Qualquer gay que se diga ou sinta parte da comunidade lerá um livro desses e ficará horrorizado com tamanho desserviço e representações grotescas de relacionamentos e pessoas LGBTQ e a autora ainda se diz militante e que tem muitos leitores LGBTQs e fica toda doída quando GAYS apontam os furos de sua obra como se nós, GAYS, não houvéssemos entendido nada, querida, quem não entendeu nada foi VOCÊ!

Há autores héteros que escrevem sobre temas LGBTQ e com louvor, ser hétero não é um impeditivo para escrever sobre LGBTQ assim como ser gay não é impeditivo para escrever sobre temas héteros. Enquanto escritores, precisamos ter a liberdade de expressar nossa arte como acharmos melhor desde que ao falar de temas que não conhecemos ou onde não temos lugar de fala saibamos fazê-lo de forma correta, humana, sensível e coerente afinal, independente da orientação sexual, estaremos falando de relações humanas, de pessoas, de amor e afeto, coisas que estão muito além de clichês sexuais socialmente impostos e aceitos e de estereótipos perpetuados.

Enquanto autores e autoras como esta ilustre senhôra estão colhendo os louros de serem identificados como LGBTQ, temos autores LGBTQ que estão produzindo literatura de qualidade e fazendo algo realmente relevante pelo movimento e não somente autores e autoras LGBTQ, héteros também ainda que sejam todos pouco conhecidos pois escrevem sobre assuntos que vão além do sexo e do esperado clichê de LGBTQs e muitos leitores não querem isso, querem o fácil, o comum, o esperado, o clichê, o que já entendem, que não lhes causará desconforto ou lhes forçará a pensar em questões que não desejam pensar.
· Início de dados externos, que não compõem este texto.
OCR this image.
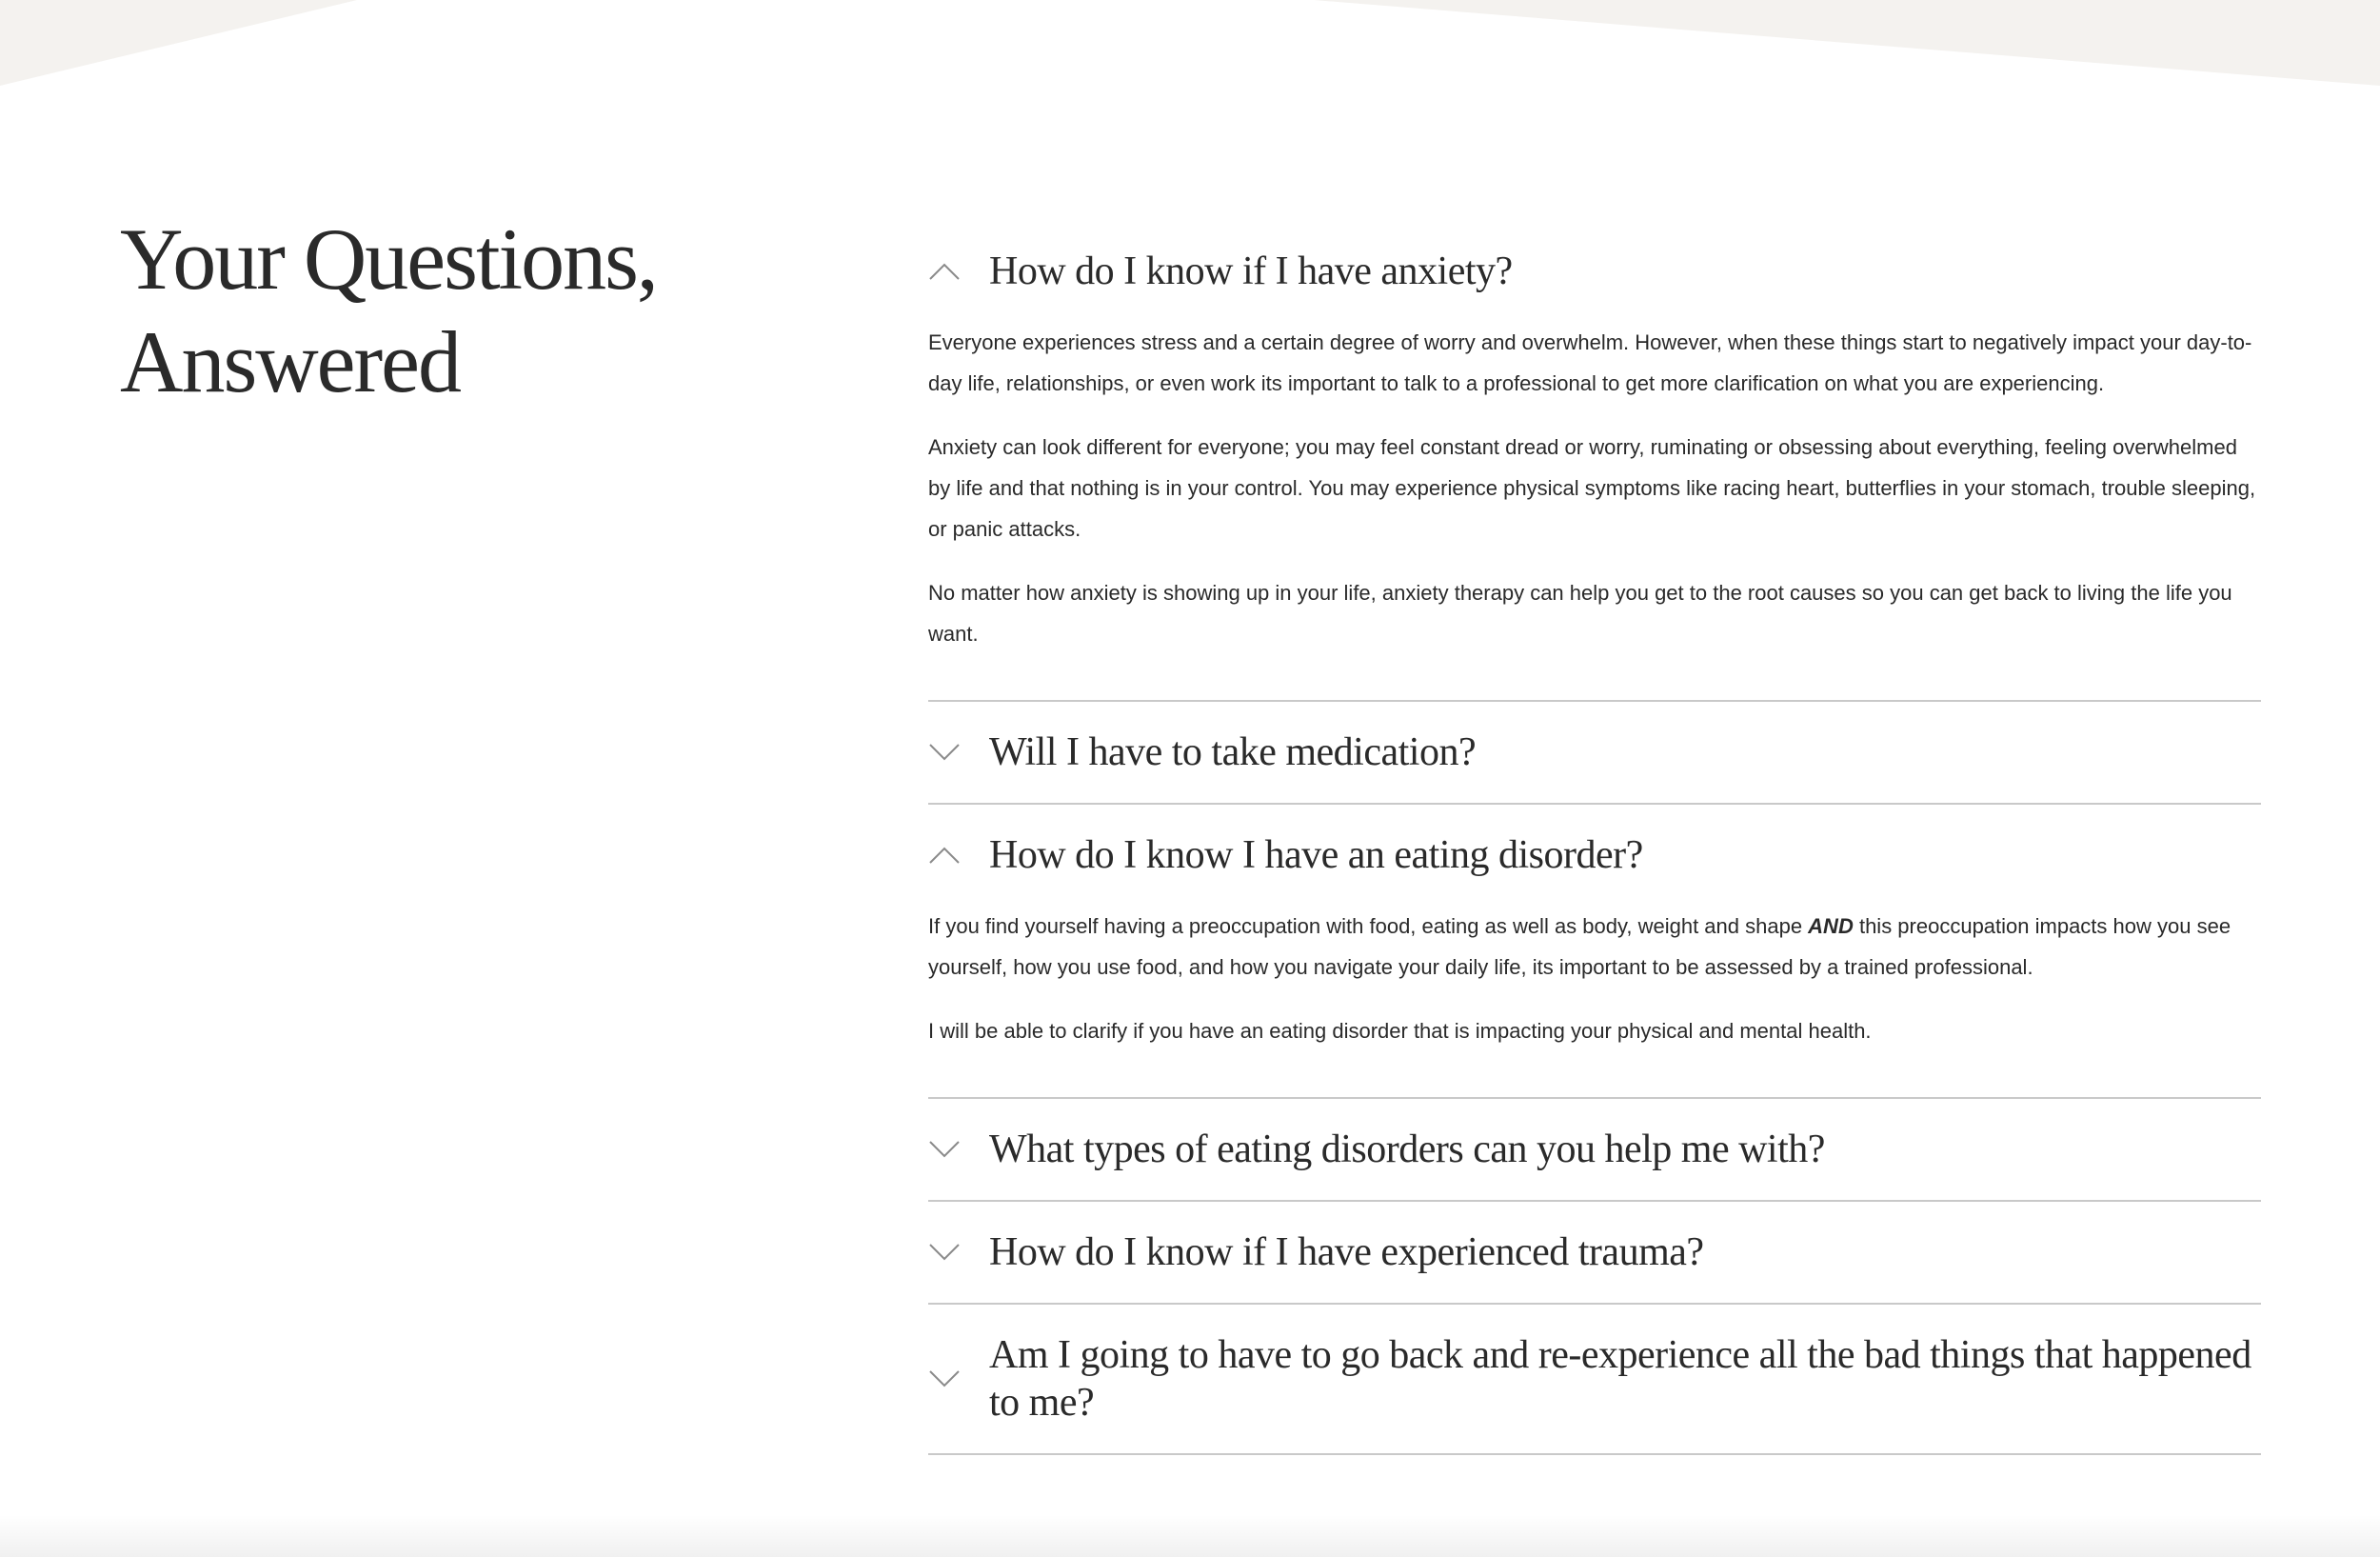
Your Questions,
Answered
How do I know if I have anxiety?

Everyone experiences stress and a certain degree of worry and overwhelm. However, when these things start to negatively impact your day-to-day life, relationships, or even work its important to talk to a professional to get more clarification on what you are experiencing.

Anxiety can look different for everyone; you may feel constant dread or worry, ruminating or obsessing about everything, feeling overwhelmed by life and that nothing is in your control. You may experience physical symptoms like racing heart, butterflies in your stomach, trouble sleeping, or panic attacks.

No matter how anxiety is showing up in your life, anxiety therapy can help you get to the root causes so you can get back to living the life you want.

Will I have to take medication?
How do I know I have an eating disorder?

If you find yourself having a preoccupation with food, eating as well as body, weight and shape AND this preoccupation impacts how you see yourself, how you use food, and how you navigate your daily life, its important to be assessed by a trained professional.

I will be able to clarify if you have an eating disorder that is impacting your physical and mental health.

What types of eating disorders can you help me with?
How do I know if I have experienced trauma?
Am I going to have to go back and re-experience all the bad things that happened to me?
Se você realmente deseja conhecer literatura LGBTQ que está fazendo a diferença, faça um esforço, pesquise ou até mesmo me pergunte que posso lhe indicar alguns autores LGBTQ de qualidade, são autores e autoras que estão batalhando e muito para fazer a diferença e ajudar a comunidade LGBTQ.

Não dê mais dinheiro para hétero oportunista.